I love Clive. Millions and millions of love. Now, I know it’s very wrong of writers to pick favorites among their characters – much like parents pouring love onto particular children and ignoring the rest. And while it’s true that I love all of my characters equally, and I take their lives and their stories very, very seriously, there is something special about Clive Fitzpatrick – Professor of Literature, Expert on Ancient Texts, Practitioner of Magic, and Defender of Good.
Clive gets me.
Without Clive, my book would not have been finished. He has been my muse, my support and my swift kick in the pants.
Anyway, in the many revisions of the book, I had to remove several selections from Clive’s scholarly, philosophical and folkloric works, and each one was like ripping a piece of my soul away. Clive, when he appeared in my dreams, or in my conversations with him on the page was much more even tempered about it. He has an easier time letting go. Well, bully for him. I can’t let go.
I’m thinking more and more about taking my little selections and expanding them into actual stories. I may even try to publish it under Clive’s name. Because I think he deserves it. Not that he’s my favorite or anything. He’s just……special. Extra special. Here’s a bit from one of his stories:
Once, there was a boy who looked like a boy and spoke like a boy and thought like a boy, but was not a boy at all.
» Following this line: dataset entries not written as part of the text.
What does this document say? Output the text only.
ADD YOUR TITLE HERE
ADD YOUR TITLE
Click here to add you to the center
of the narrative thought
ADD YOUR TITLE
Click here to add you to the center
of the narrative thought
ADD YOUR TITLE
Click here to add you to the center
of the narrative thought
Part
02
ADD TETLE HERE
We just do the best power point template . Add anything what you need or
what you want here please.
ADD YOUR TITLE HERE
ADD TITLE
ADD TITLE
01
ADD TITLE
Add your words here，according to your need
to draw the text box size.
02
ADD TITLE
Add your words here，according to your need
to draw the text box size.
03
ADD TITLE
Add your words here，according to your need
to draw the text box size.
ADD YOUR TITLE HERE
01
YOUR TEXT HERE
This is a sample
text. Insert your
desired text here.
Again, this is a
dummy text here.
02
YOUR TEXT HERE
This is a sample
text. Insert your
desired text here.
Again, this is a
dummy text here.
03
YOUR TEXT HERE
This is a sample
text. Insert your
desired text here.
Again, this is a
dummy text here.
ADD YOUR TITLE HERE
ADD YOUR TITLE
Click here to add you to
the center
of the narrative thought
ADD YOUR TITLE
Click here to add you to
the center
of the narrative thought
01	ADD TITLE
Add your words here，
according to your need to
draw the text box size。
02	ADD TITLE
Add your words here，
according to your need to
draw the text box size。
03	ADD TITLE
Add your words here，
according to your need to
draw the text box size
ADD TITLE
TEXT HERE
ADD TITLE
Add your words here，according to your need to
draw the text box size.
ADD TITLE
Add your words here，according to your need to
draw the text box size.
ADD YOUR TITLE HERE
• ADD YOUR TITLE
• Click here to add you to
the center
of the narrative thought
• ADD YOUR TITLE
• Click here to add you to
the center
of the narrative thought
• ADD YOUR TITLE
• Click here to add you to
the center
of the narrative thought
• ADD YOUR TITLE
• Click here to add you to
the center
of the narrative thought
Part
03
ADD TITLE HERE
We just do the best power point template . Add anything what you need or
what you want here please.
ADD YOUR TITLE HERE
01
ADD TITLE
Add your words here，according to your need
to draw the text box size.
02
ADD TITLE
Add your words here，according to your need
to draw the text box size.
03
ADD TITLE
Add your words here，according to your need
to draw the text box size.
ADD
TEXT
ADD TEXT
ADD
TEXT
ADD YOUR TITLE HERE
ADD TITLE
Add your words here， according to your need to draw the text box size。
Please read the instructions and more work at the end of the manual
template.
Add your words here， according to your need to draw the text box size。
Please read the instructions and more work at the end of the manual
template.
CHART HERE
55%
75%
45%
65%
His parents, unaware of the non-boyness of their beautiful child, strapped shoes on feet that were meant to be bare and tethered him with baby carriers and swaddling and five-point harnesses to keep him from flying away.
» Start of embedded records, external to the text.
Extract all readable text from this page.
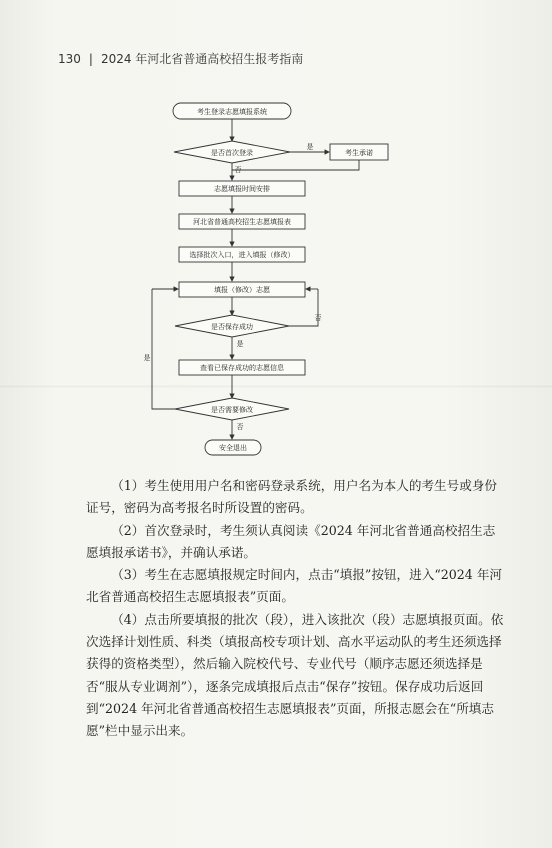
130 | 2024 年河北省普通高校招生报考指南
考生登录志愿填报系统
是否首次登录
是
考生承诺
否
志愿填报时间安排
河北省普通高校招生志愿填报表
选择批次入口，进入填报（修改）
填报（修改）志愿
是否保存成功
否
是
查看已保存成功的志愿信息
是否需要修改
是
否
安全退出

（1）考生使用用户名和密码登录系统，用户名为本人的考生号或身份证号，密码为高考报名时所设置的密码。

（2）首次登录时，考生须认真阅读《2024 年河北省普通高校招生志愿填报承诺书》，并确认承诺。

（3）考生在志愿填报规定时间内，点击“填报”按钮，进入“2024 年河北省普通高校招生志愿填报表”页面。

（4）点击所要填报的批次（段），进入该批次（段）志愿填报页面。依次选择计划性质、科类（填报高校专项计划、高水平运动队的考生还须选择获得的资格类型），然后输入院校代号、专业代号（顺序志愿还须选择是否“服从专业调剂”），逐条完成填报后点击“保存”按钮。保存成功后返回到“2024 年河北省普通高校招生志愿填报表”页面，所报志愿会在“所填志愿”栏中显示出来。
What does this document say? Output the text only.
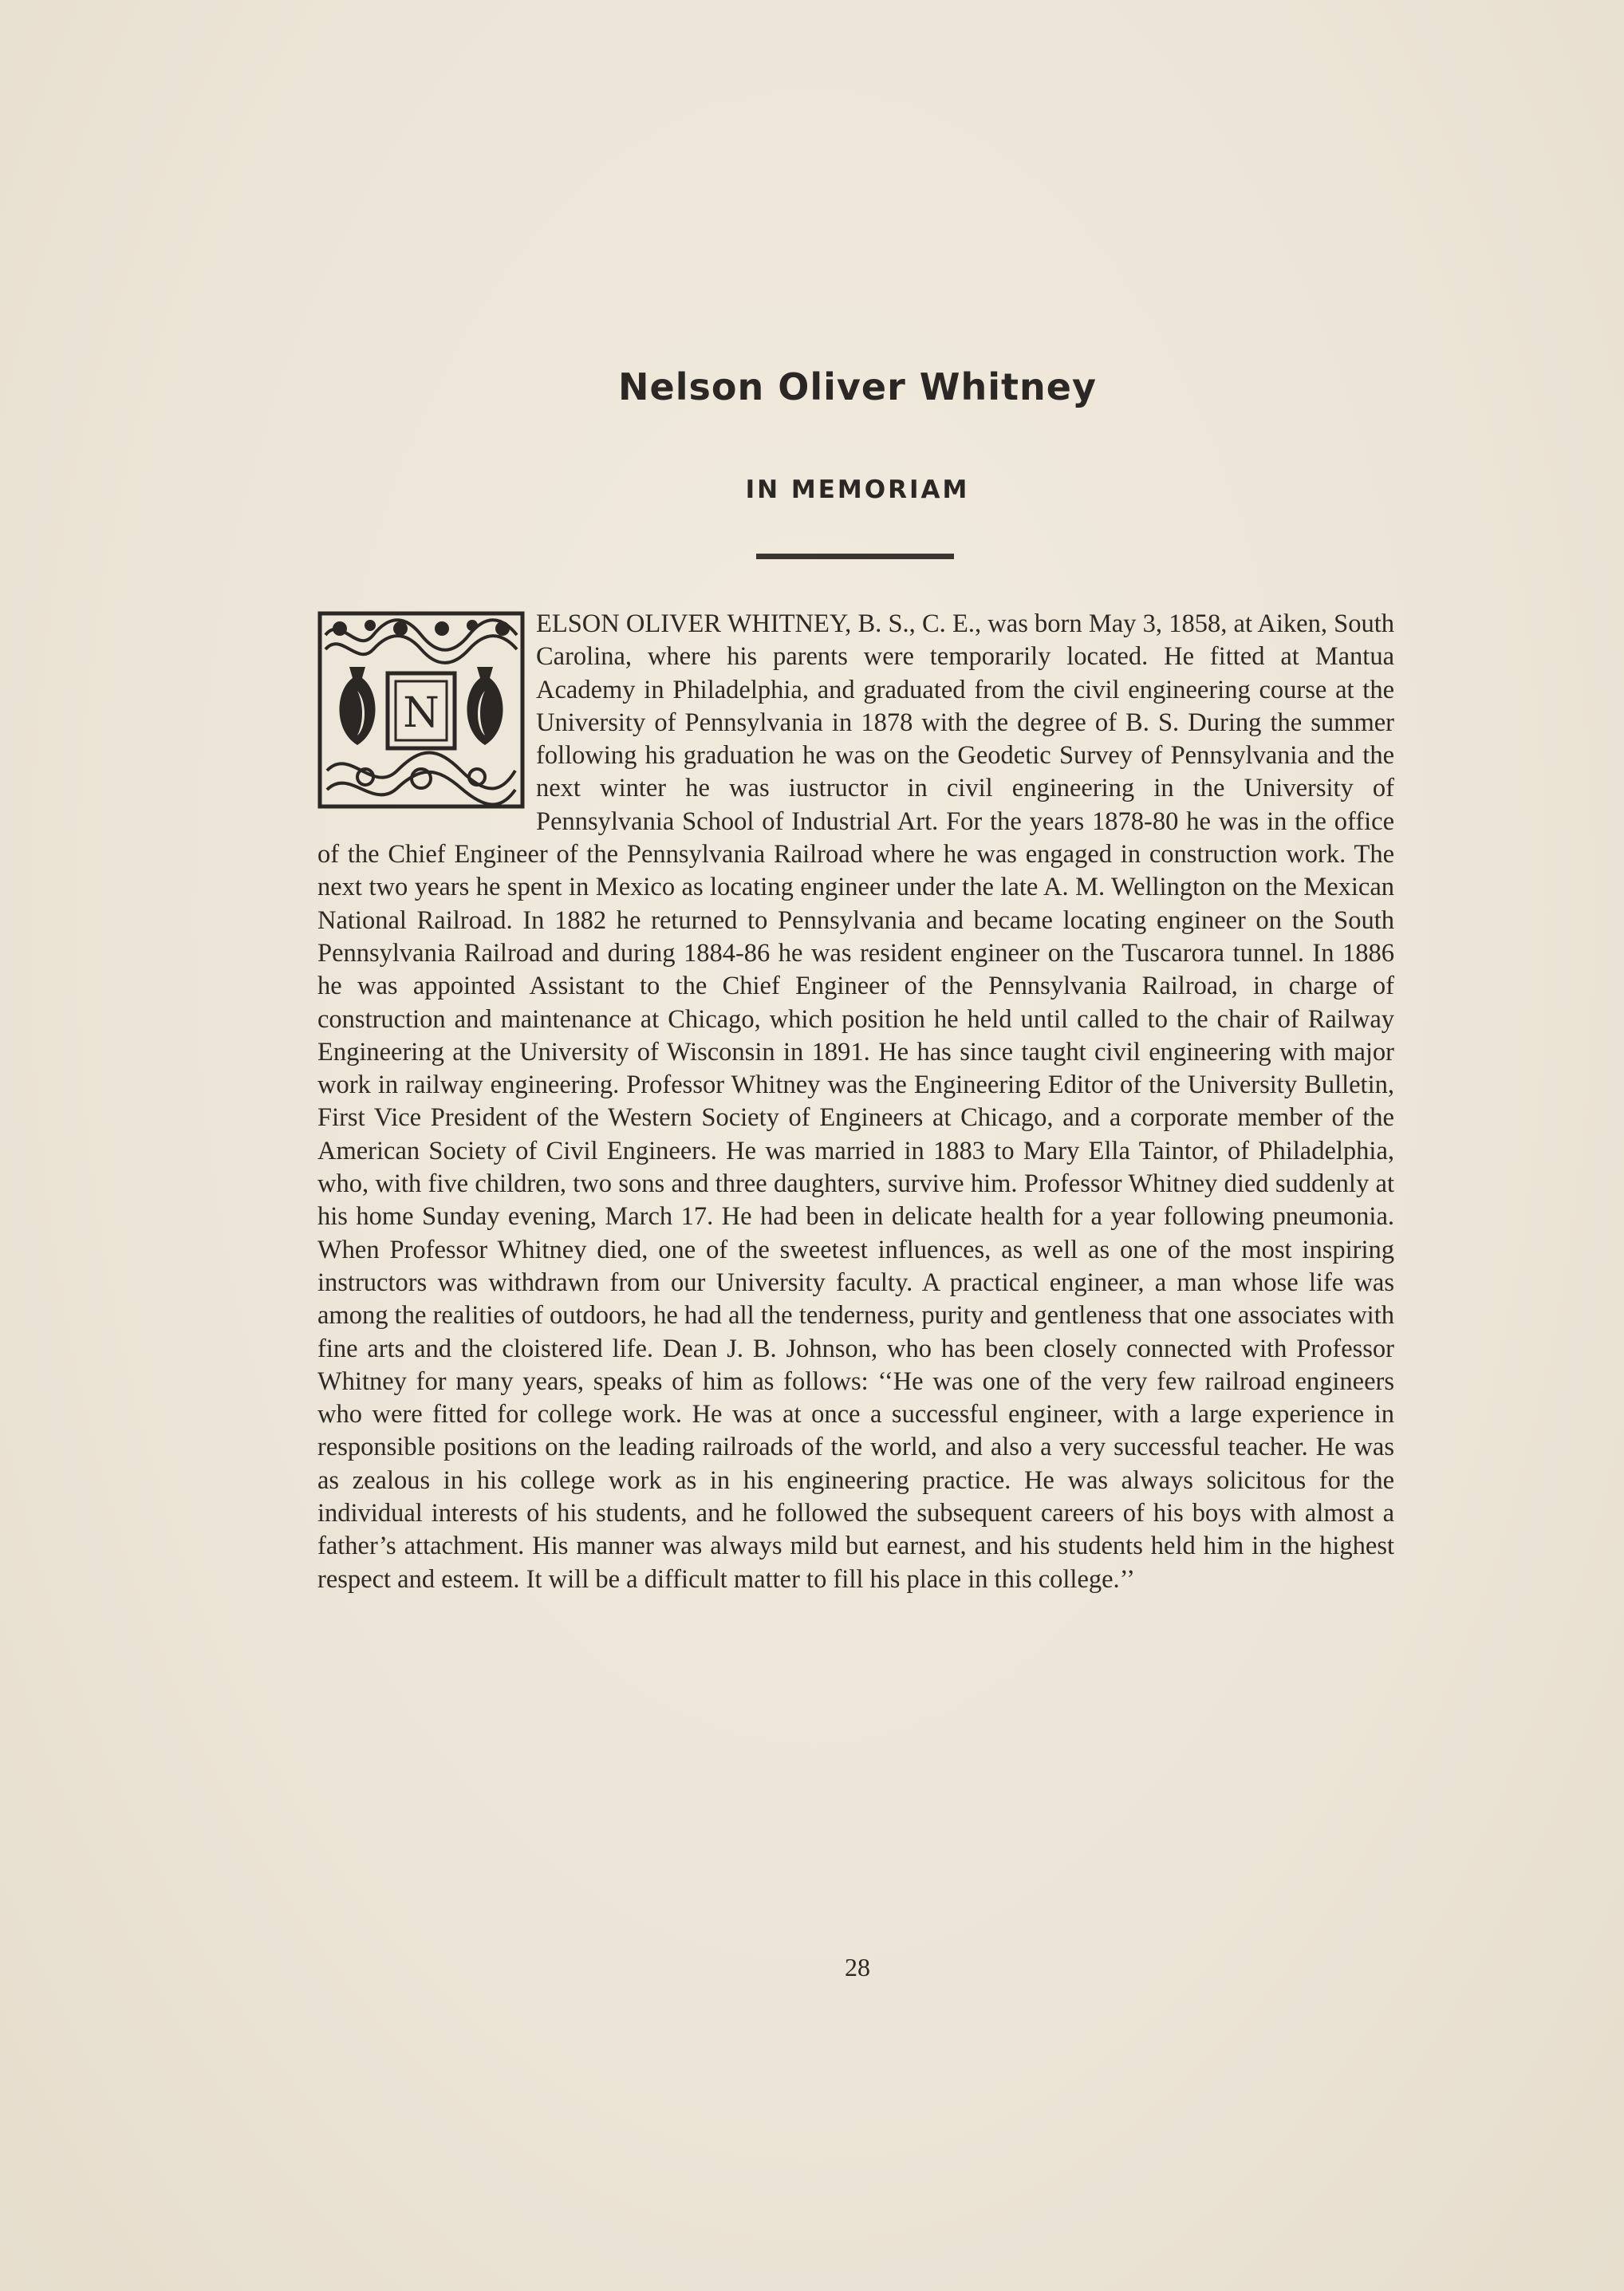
Nelson Oliver Whitney
IN MEMORIAM

N
ELSON OLIVER WHITNEY, B. S., C. E., was born May 3, 1858, at Aiken, South Carolina, where his parents were temporarily located. He fitted at Mantua Academy in Philadelphia, and graduated from the civil engineering course at the University of Pennsylvania in 1878 with the degree of B. S. During the summer following his graduation he was on the Geodetic Survey of Pennsylvania and the next winter he was iustructor in civil engineering in the University of Pennsylvania School of Industrial Art. For the years 1878-80 he was in the office of the Chief Engineer of the Pennsylvania Railroad where he was engaged in construction work. The next two years he spent in Mexico as locating engineer under the late A. M. Wellington on the Mexican National Railroad. In 1882 he returned to Pennsylvania and became locating engineer on the South Pennsylvania Railroad and during 1884-86 he was resident engineer on the Tuscarora tunnel. In 1886 he was appointed Assistant to the Chief Engineer of the Pennsylvania Railroad, in charge of construction and maintenance at Chicago, which position he held until called to the chair of Railway Engineering at the University of Wisconsin in 1891. He has since taught civil engineering with major work in railway engineering. Professor Whitney was the Engineering Editor of the University Bulletin, First Vice President of the Western Society of Engineers at Chicago, and a corporate member of the American Society of Civil Engineers. He was married in 1883 to Mary Ella Taintor, of Philadelphia, who, with five children, two sons and three daughters, survive him. Professor Whitney died suddenly at his home Sunday evening, March 17. He had been in delicate health for a year following pneumonia. When Professor Whitney died, one of the sweetest influences, as well as one of the most inspiring instructors was withdrawn from our University faculty. A practical engineer, a man whose life was among the realities of outdoors, he had all the tenderness, purity and gentleness that one associates with fine arts and the cloistered life. Dean J. B. Johnson, who has been closely connected with Professor Whitney for many years, speaks of him as follows: ‘‘He was one of the very few railroad engineers who were fitted for college work. He was at once a successful engineer, with a large experience in responsible positions on the leading railroads of the world, and also a very successful teacher. He was as zealous in his college work as in his engineering practice. He was always solicitous for the individual interests of his students, and he followed the subsequent careers of his boys with almost a father’s attachment. His manner was always mild but earnest, and his students held him in the highest respect and esteem. It will be a difficult matter to fill his place in this college.’’

28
“You are our little boy,” his parents cooed as they buttoned his jacket, although the buttons turned to bugs, which turned to butterflies, which flew prettily out the open window. They pretended not to notice. They closed the window, and the shades, and the drapes.
“You are our little boy,” his parents sang as they strapped him into a pram, which sprouted flowers, grass, and a crystal spring. They told the neighbors it was a garden ornament. They entered it into a neighborhood beautification contest and received an Honorable Mention.
The boy resisted. He fluttered, he heated, he trembled with magic and rage and frustration. But eventually came to love his parents and his home and his life. And eventually, he believed he was a boy, and called himself a boy.
But the boy would grow. And with growing comes knowing. Even a child knows that.